From Insight to Action: The diagnosis revealed the path forward - model architecture is production-ready but requires properly labeled training data. Recommended roadmap: (1) Collect 500-1000 receipts with verified labels ($2-3K), (2) Retrain expecting 85-90% accuracy, (3) Pilot with 100 users before full rollout. This demonstrates PM judgment: validate approach cheaply, then justify investment with evidence.

What I Learned

  • Low accuracy doesn't mean model failure. The healthy 8% train-validation gap proved the architecture works. Per-class analysis showing equal poor performance (~30% each) revealed the root cause: random labels, not overfitting or architecture issues. This systematic debugging prevented wasting time tweaking the model.
  • Data quality is often the bottleneck in ML projects. After extensive Kaggle search, properly labeled receipt categorization datasets don't exist publicly. The project de-risked the technical approach and quantified the data investment needed. This validated a key PM insight: sometimes you need to create your own dataset.

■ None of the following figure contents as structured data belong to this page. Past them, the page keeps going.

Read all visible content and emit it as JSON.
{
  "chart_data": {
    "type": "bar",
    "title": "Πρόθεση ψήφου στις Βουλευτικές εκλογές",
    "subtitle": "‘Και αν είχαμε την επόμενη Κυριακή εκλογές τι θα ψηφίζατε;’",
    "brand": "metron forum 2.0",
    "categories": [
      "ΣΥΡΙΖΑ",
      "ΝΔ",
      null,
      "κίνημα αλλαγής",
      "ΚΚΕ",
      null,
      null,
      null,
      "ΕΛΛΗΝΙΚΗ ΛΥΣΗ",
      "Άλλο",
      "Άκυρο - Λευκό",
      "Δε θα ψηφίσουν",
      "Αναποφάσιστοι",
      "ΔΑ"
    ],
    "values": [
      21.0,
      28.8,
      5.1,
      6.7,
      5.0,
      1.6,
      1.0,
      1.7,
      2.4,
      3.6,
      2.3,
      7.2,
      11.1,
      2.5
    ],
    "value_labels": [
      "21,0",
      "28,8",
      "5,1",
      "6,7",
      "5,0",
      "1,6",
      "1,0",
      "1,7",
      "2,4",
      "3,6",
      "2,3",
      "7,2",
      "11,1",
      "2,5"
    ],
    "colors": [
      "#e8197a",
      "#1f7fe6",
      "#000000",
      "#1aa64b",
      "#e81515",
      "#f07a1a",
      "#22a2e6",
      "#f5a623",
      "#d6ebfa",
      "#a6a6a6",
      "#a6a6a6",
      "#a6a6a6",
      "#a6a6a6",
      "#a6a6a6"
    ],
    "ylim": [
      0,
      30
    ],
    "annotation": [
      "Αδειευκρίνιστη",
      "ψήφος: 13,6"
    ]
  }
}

  • Model selection requires understanding deployment constraints. I chose MobileNetV2 because insurance adjusters need instant mobile feedback. A 95% accurate model that takes 10 seconds creates worse UX than 85% accurate in 2 seconds. This trade-off thinking mirrors product decisions I made at Omnissa: optimize for the constraint that matters most.
  • Human-AI collaboration requires product judgment. For example: setting a 95% confidence threshold means fewer errors but more manual review, while 70% means higher automation but more mistakes. The right threshold depends on business context - consumer expense tracking can tolerate errors, tax audit defense cannot.